Where are these seeds coming from?
The department’s warning comes after similar seed packages were delivered across Canada and the US, to all 50 states.
The United States Department of Agriculture (USDA) said the seeds are postmarked from China Post, the official postal service of China.
However, a spokesperson for China's foreign ministry said the address labels were forged and that China Post has requested those packages be sent to China for investigation.
What do authorities think their purpose is?
As of now, the USDA and the Canadian Food Inspection Agency believe the seeds to be nothing more than a ‘brushing scam’ but are running tests on the seeds to be sure.
A ‘brushing scam’ is where people receive unsolicited items from a seller who then posts false customer reviews to boost sales.
Today, Under Secretary Greg Ibach talked to e-commerce representatives about unsolicited packages of seeds from China received by citizens across the nation. https://t.co/ItduSpDxYE pic.twitter.com/Mjz89QvR9E
— USDA APHIS (@USDA_APHIS) July 31, 2020
The sender company can obtain people’s information (names and addresses) through a number of ways like data breaches and purchasing options.

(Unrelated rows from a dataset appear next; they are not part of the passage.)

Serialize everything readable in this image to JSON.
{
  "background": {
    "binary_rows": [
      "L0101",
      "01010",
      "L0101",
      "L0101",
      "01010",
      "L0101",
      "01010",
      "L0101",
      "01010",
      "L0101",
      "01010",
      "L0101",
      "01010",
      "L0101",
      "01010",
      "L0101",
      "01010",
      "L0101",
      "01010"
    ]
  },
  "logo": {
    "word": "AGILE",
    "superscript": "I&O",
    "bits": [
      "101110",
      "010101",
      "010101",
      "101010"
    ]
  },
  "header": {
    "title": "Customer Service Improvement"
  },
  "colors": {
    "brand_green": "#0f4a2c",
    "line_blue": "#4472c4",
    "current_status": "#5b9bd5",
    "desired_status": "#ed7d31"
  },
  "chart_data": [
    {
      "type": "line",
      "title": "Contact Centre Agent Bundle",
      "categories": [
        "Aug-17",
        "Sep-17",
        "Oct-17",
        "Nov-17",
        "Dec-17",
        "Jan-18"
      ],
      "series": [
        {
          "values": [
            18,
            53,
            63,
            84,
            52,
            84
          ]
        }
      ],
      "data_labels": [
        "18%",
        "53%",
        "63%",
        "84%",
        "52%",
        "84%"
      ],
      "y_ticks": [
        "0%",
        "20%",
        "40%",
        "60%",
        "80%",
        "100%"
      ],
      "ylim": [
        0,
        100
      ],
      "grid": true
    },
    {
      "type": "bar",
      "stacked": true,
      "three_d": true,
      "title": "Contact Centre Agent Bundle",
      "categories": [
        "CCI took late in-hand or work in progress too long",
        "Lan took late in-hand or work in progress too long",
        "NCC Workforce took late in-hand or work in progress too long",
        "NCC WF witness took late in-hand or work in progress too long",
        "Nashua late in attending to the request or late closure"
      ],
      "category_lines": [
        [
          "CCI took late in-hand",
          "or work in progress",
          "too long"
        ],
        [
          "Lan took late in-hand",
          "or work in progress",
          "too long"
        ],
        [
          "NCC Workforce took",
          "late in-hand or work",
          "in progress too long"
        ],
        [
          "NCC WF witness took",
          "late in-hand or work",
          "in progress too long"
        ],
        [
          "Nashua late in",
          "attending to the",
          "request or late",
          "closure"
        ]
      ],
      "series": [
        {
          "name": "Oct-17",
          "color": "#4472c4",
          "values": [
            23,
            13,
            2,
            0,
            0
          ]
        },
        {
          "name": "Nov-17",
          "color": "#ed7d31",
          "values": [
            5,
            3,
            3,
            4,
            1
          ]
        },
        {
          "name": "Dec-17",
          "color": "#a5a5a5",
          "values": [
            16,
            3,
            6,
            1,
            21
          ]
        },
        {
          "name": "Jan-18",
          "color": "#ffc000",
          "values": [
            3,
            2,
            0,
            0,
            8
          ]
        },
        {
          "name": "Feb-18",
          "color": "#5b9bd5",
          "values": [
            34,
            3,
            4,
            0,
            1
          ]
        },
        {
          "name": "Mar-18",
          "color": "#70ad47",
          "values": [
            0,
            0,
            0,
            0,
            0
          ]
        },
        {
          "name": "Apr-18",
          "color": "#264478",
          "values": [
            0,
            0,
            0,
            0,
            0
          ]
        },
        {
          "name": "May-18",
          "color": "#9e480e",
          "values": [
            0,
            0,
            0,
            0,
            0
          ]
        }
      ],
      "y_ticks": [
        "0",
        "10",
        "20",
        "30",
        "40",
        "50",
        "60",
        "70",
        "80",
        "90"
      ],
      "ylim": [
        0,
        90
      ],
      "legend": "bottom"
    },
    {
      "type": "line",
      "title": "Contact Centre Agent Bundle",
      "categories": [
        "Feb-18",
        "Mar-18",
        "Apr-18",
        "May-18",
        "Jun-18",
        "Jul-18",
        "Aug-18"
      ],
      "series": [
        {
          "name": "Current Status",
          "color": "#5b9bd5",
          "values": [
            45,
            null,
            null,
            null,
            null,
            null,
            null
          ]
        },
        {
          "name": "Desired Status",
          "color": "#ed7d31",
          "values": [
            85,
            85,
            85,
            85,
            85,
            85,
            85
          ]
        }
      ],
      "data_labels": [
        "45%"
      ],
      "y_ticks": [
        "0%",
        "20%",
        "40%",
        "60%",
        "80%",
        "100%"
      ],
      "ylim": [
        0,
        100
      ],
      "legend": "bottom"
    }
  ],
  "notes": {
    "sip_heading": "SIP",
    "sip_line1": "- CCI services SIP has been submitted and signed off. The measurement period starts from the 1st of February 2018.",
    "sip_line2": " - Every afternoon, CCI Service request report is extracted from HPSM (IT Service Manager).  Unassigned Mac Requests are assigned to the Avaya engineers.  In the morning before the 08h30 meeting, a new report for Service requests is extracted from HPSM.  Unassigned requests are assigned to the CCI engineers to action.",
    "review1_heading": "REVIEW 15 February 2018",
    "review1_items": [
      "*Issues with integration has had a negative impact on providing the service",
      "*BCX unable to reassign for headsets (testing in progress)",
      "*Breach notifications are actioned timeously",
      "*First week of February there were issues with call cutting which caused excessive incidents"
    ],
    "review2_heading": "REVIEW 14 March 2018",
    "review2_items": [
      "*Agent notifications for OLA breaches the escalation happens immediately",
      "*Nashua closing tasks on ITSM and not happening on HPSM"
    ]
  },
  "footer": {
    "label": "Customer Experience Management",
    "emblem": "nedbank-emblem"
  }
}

The Canadian Anti-Fraud Centre considers these scams to be a type of identity theft and urges recipients of unsolicited packages to change their passwords on online retail sites and verify their bank statements, in case credit card or bank information has been compromised as well.
What should I do if I receive these seeds in the post?
Agricultural departments in the US and Canada are currently collecting and testing the received seeds and have identified a few species so far as “a mix of ornamental, fruit and vegetable, herb, and weed species”.
The packages are often labelled as jewellery to entice purchasers to open them.
While these mystery seeds are theorised to be nothing more than a scam, Irish authorities have warned recipients to report the packages immediately.
“If you have received seeds by post that you didn't order please email: [email protected],” said the Department of Agriculture, Food and the Marine.